Я восхищался прелестями девицы, мгновенно влюбился в неё, и продолжал разговор; она постепенно оставляла робость, маленький её ротик не смыкался и язык, подобно маятнику, всегда находился в движении; с полчаса с детскою простотою она говорила о разных предметах, и постепенно привела речь к г-же своей.
– Так, сударь! – продолжала красавица. – Моя барыня – редкая женщина, жаль только, что часто бывает нездорова; но и тут., презирая врачей телесных, прибегает к духовным: один честный иезуит, по имени Шедоний, носит ей лекарства…
– Шедоний? – вскричал я.
– Да, сударь. Вы, верно, знакомы с ним?
– Точно, миленькая! Ты прекрасно изъясняешься – тебя до утра можно слушать.
– Благодарю вас покорно. При всем скромном поведении моей госпожи, она не избежала злоречия завистников: два раза полиция приходила к нам с обыском, и…
– Только, миленькая?
– Только, сударь, да еще…
Тут меня позвали в кабинет.
– Ну, сударь, прекрасные картины! – сказала лицемерка. – И вам не стыдно? Вы так молоды, прекрасны! Мне сделалось дурно; по счастью близко случился спирт.
– Однако, сударыня, согласитесь, отделка чрезвычайная.
– Право, не заметила. Сколько вы за них просите?
– Пред знатоком я не смею назначать цену, и совершенно полагаюсь на вас…
– Ах, Боже мой! Как мне их оценить? Там есть большие, маленькие – я не рассматривала их!
– Сударыня, в час времени тридцать семь эстампов легко рассмотреть можно.
– В час! Долго ли это, когда первый занял меня десять минут?
– Так назначьте цену тем, которые вам нравятся, а остальные возвратите…
– Можно ли разбивать коллекцию?.. Да и кто вам сказал, что эстампы мне нравятся? Одна чрезвычайная страсть иметь коллекцию всех родов заставляет купить. Женщина, скромная поведением, заботится о чести более, чем о жизни, и должна сохранять благопристойность. Ну, если кто нечаянно увидит мою покупку?
– Тогда вообразите, что статуи всем и каждому смотреть можно. Этот пример обращается и на эстампы.
– Плутишка! Он доказывает превосходно! Который вам год, красавчик?
– Семнадцать, сударыня!
– Где учились рисовать?
– В Академии Художеств!
– Хорошо, я не стану разбивать коллекции. Возьмёте ли оптом за каждую по два червонца?
– Чтобы доставить счастье итальянскому художеству находиться в кабинете столь прекрасной госпожи, – я согласен.

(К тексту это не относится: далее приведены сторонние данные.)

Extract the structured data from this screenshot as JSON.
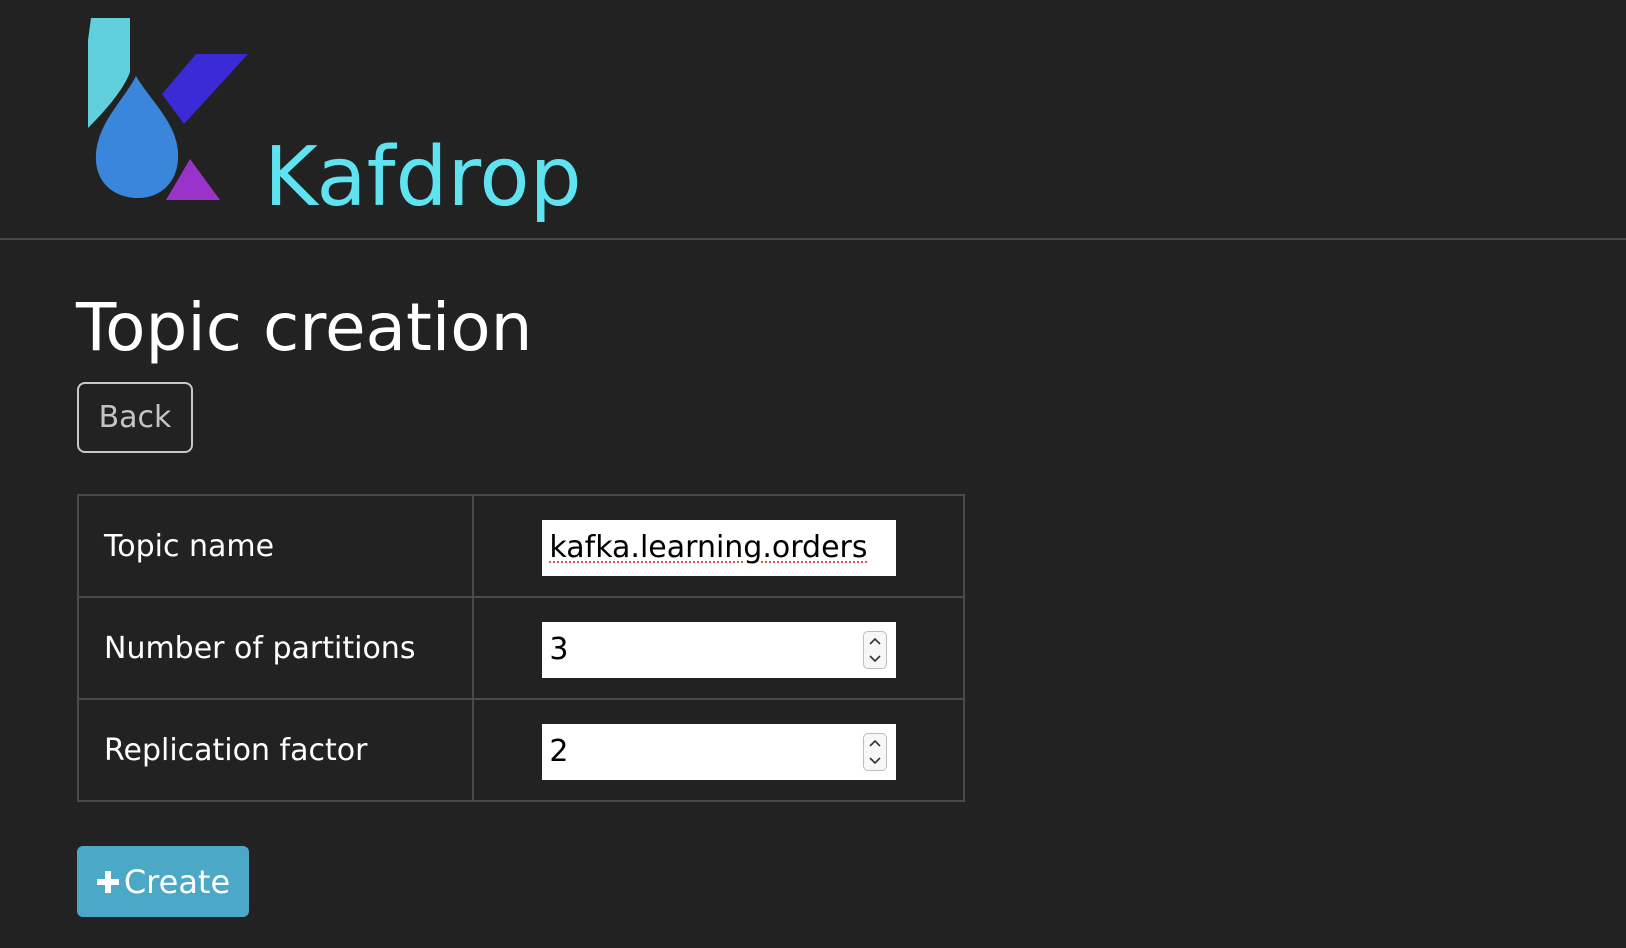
{
  "header": {
    "brand_name": "Kafdrop",
    "logo_icon": "kafdrop-logo",
    "brand_color": "#5fe3f0"
  },
  "main": {
    "title": "Topic creation",
    "back_label": "Back",
    "form": {
      "rows": [
        {
          "label": "Topic name",
          "value": "kafka.learning.orders",
          "type": "text"
        },
        {
          "label": "Number of partitions",
          "value": "3",
          "type": "number"
        },
        {
          "label": "Replication factor",
          "value": "2",
          "type": "number"
        }
      ]
    },
    "create_label": "Create",
    "create_icon": "plus-icon",
    "create_color": "#4ba8c7"
  }
}
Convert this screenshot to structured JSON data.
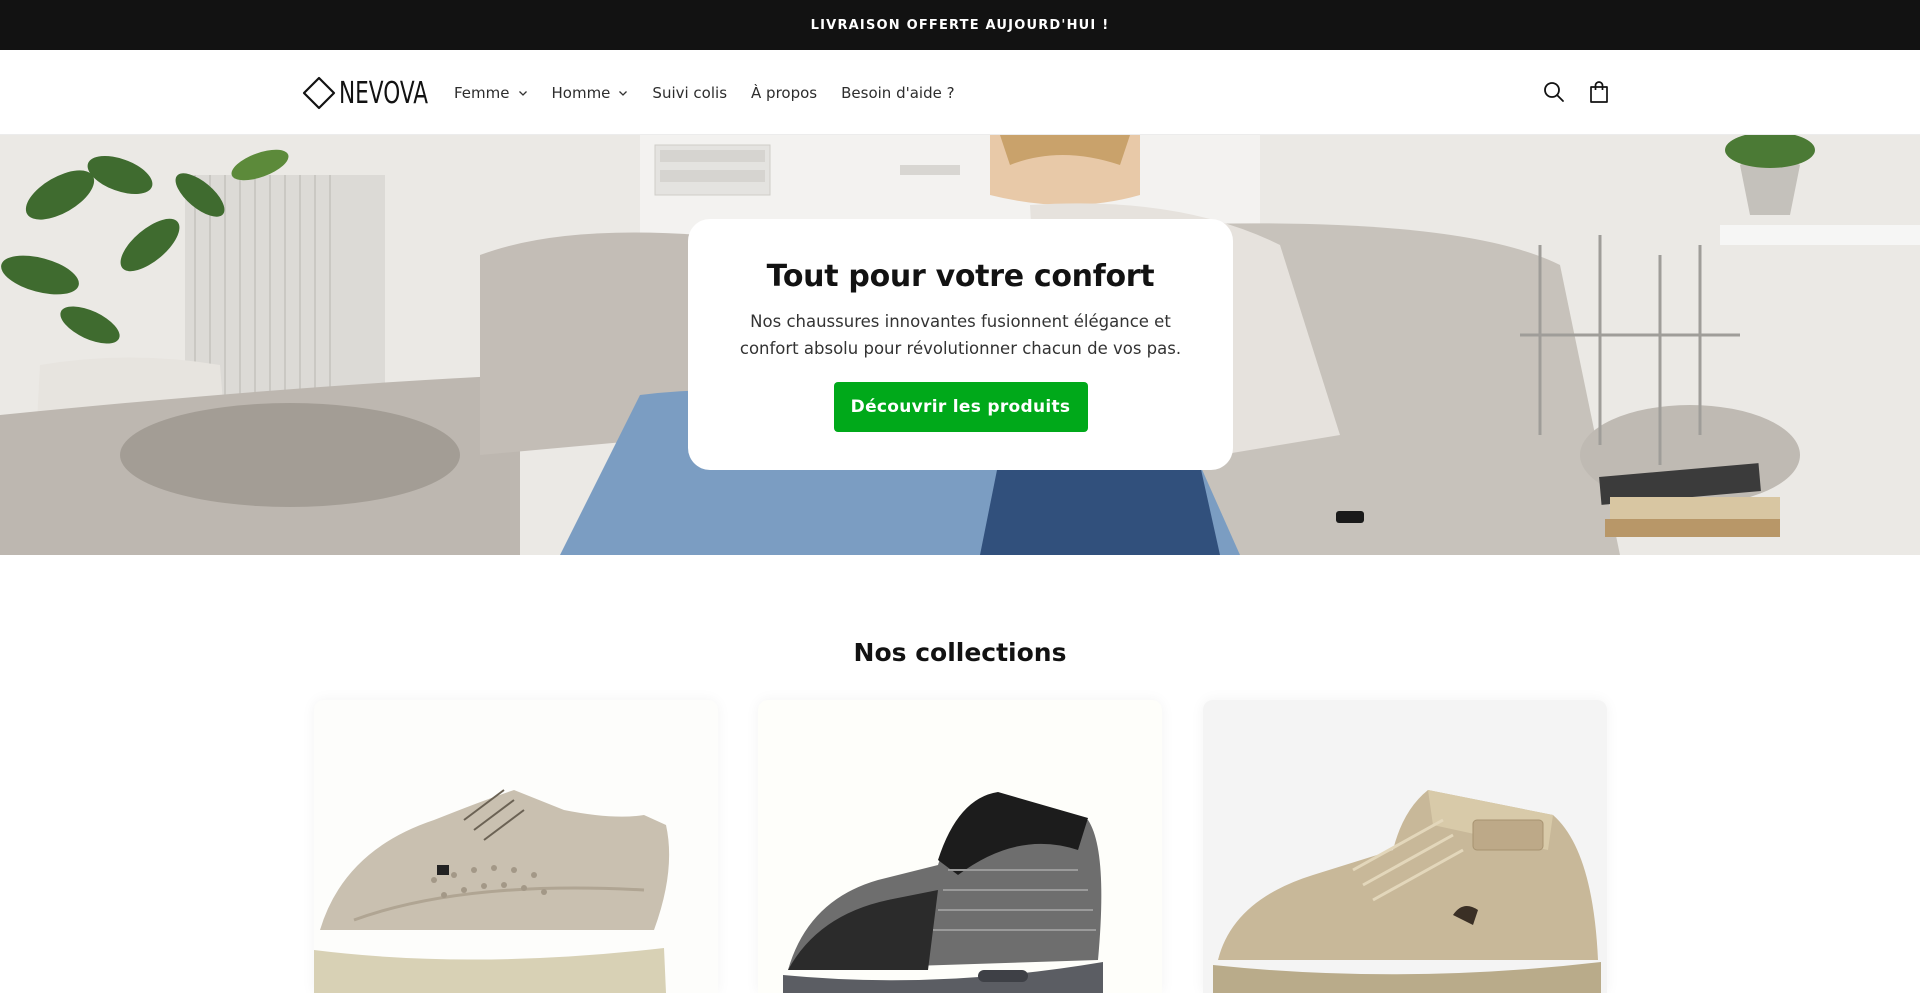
{
  "announcement": {
    "text": "LIVRAISON OFFERTE AUJOURD'HUI !"
  },
  "brand": {
    "name": "NEVOVA"
  },
  "nav": {
    "items": [
      {
        "label": "Femme",
        "has_dropdown": true
      },
      {
        "label": "Homme",
        "has_dropdown": true
      },
      {
        "label": "Suivi colis",
        "has_dropdown": false
      },
      {
        "label": "À propos",
        "has_dropdown": false
      },
      {
        "label": "Besoin d'aide ?",
        "has_dropdown": false
      }
    ],
    "icons": [
      "search-icon",
      "cart-icon"
    ]
  },
  "hero": {
    "title": "Tout pour votre confort",
    "text": "Nos chaussures innovantes fusionnent élégance et confort absolu pour révolutionner chacun de vos pas.",
    "button_label": "Découvrir les produits",
    "button_color": "#00a91a"
  },
  "collections": {
    "title": "Nos collections",
    "cards": [
      {
        "image": "beige mesh lace-up shoe"
      },
      {
        "image": "black and grey knit sock sneaker"
      },
      {
        "image": "beige suede high-top shoe"
      }
    ]
  },
  "colors": {
    "announcement_bg": "#121212",
    "accent": "#00a91a"
  }
}
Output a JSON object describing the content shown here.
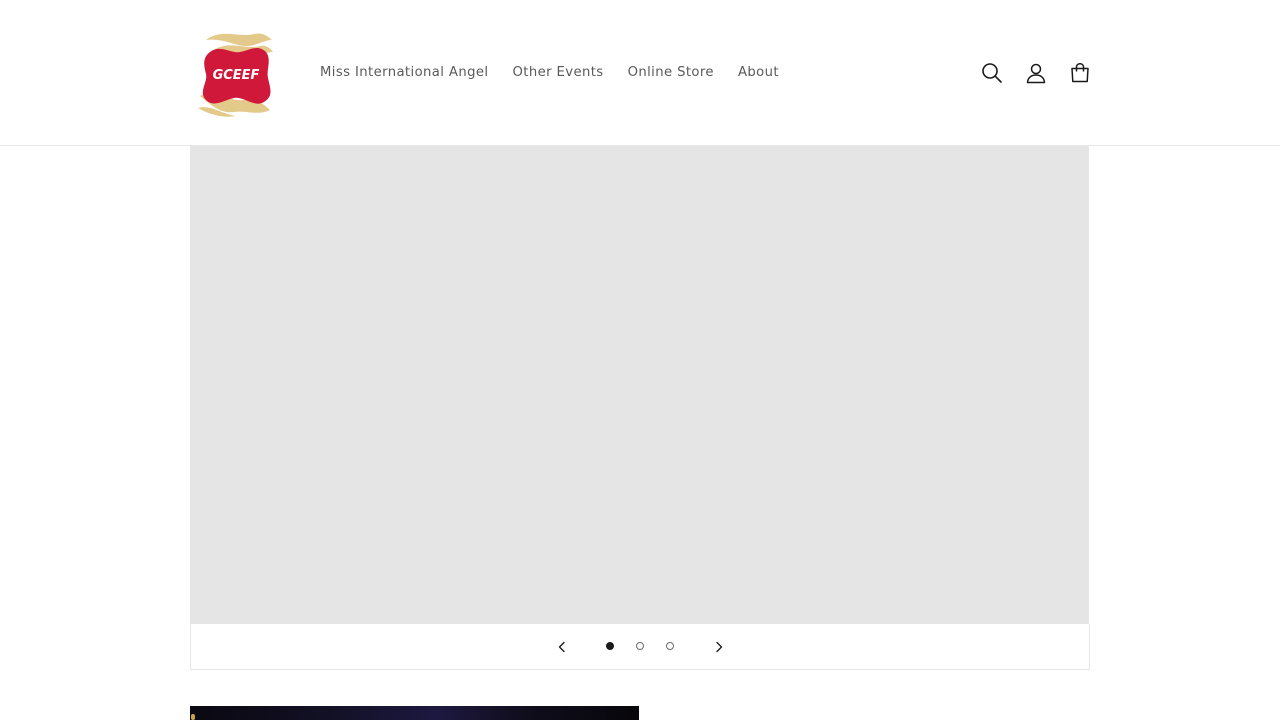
{
  "header": {
    "logo_text": "GCEEF",
    "nav": [
      {
        "label": "Miss International Angel"
      },
      {
        "label": "Other Events"
      },
      {
        "label": "Online Store"
      },
      {
        "label": "About"
      }
    ],
    "icons": [
      "search-icon",
      "account-icon",
      "cart-icon"
    ]
  },
  "slideshow": {
    "slide_count": 3,
    "active_slide": 1,
    "controls": {
      "prev_icon": "chevron-left-icon",
      "next_icon": "chevron-right-icon"
    }
  },
  "colors": {
    "nav_text": "#5a5a5a",
    "slide_placeholder": "#e5e5e5",
    "logo_red": "#d0193a",
    "logo_gold": "#e3c98a",
    "icon": "#1a1a1a"
  }
}
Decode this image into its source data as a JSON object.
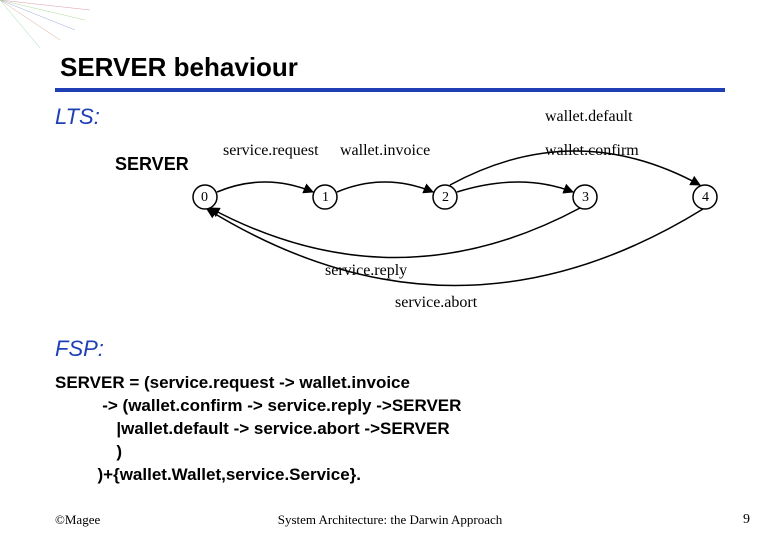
{
  "title": "SERVER behaviour",
  "sections": {
    "lts": "LTS:",
    "fsp": "FSP:"
  },
  "lts_diagram": {
    "process_name": "SERVER",
    "states": [
      "0",
      "1",
      "2",
      "3",
      "4"
    ],
    "edges": {
      "e01": "service.request",
      "e12": "wallet.invoice",
      "e23": "wallet.confirm",
      "e24_top": "wallet.default",
      "e30_reply": "service.reply",
      "e40_abort": "service.abort"
    }
  },
  "fsp_code": "SERVER = (service.request -> wallet.invoice\n          -> (wallet.confirm -> service.reply ->SERVER\n             |wallet.default -> service.abort ->SERVER\n             )\n         )+{wallet.Wallet,service.Service}.",
  "footer": {
    "left": "©Magee",
    "center": "System Architecture: the Darwin Approach",
    "right": "9"
  }
}
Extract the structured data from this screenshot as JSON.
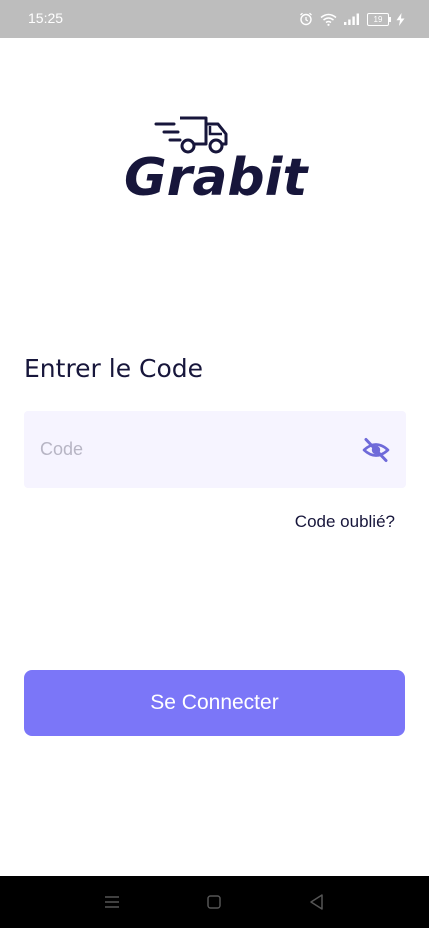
{
  "status_bar": {
    "time": "15:25",
    "battery_level": "19",
    "icons": [
      "alarm-icon",
      "wifi-icon",
      "signal-icon",
      "battery-icon",
      "charging-icon"
    ]
  },
  "logo": {
    "text": "Grabit",
    "icon": "delivery-truck-icon"
  },
  "login": {
    "heading": "Entrer le Code",
    "code_placeholder": "Code",
    "code_value": "",
    "visibility_icon": "eye-off-icon",
    "forgot_label": "Code oublié?",
    "submit_label": "Se Connecter"
  },
  "nav_bar": {
    "icons": [
      "menu-icon",
      "home-icon",
      "back-icon"
    ]
  },
  "colors": {
    "primary": "#7b76f8",
    "text_dark": "#17163b",
    "input_bg": "#f6f4ff",
    "status_bar_bg": "#bdbdbd"
  }
}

– Вы слишком учтивы, и походите на маленького льстеца. Да, сударь, вы – льстец, и самый опасный! Тридцать семь эстампов составят семьдесят четыре червонца. Всей суммы теперь заплатить не могу – вот вам пятьдесят, за остальными пожалуйте завтра вечером, ровно в девять часов; малютка моя Саша станет дожидаться и проводит вас, я хочу с вами познакомиться – слышите! – Только содержите в тайне мою покупку, и никому не сказывайте о завтрашнем вечере.
– Понимаю, сударыня.
– Понимаю! – повторила лицемерка, передразнивая меня со смешными гримасами. – Прощай, прекрасный живописец! Приходи непременно – ты не станешь раскаиваться.
Я поклонился и вышел, Саша провожала меня; на крыльце, я тихонько положил ей в руку два червонца.
– Что это, сударь, деньги? Я не возьму.
– Почему?
– Барыня говорить: не бери, и ничего не проси от мужчин.
– Саша! Саша! – кричала сверху лицемерка. Я только успел поцеловать ее и приневолить удержать червонцы; она не имела времени противиться и, по вторичному зову, побежала на верх.
Я от радости побежал в училище, как сумасшедший. Золото и Саша приводили меня в восхищение; я считал себя богаче Креза, царя Лидийского, и счастливее Париса, похитителя прекрасной Елены.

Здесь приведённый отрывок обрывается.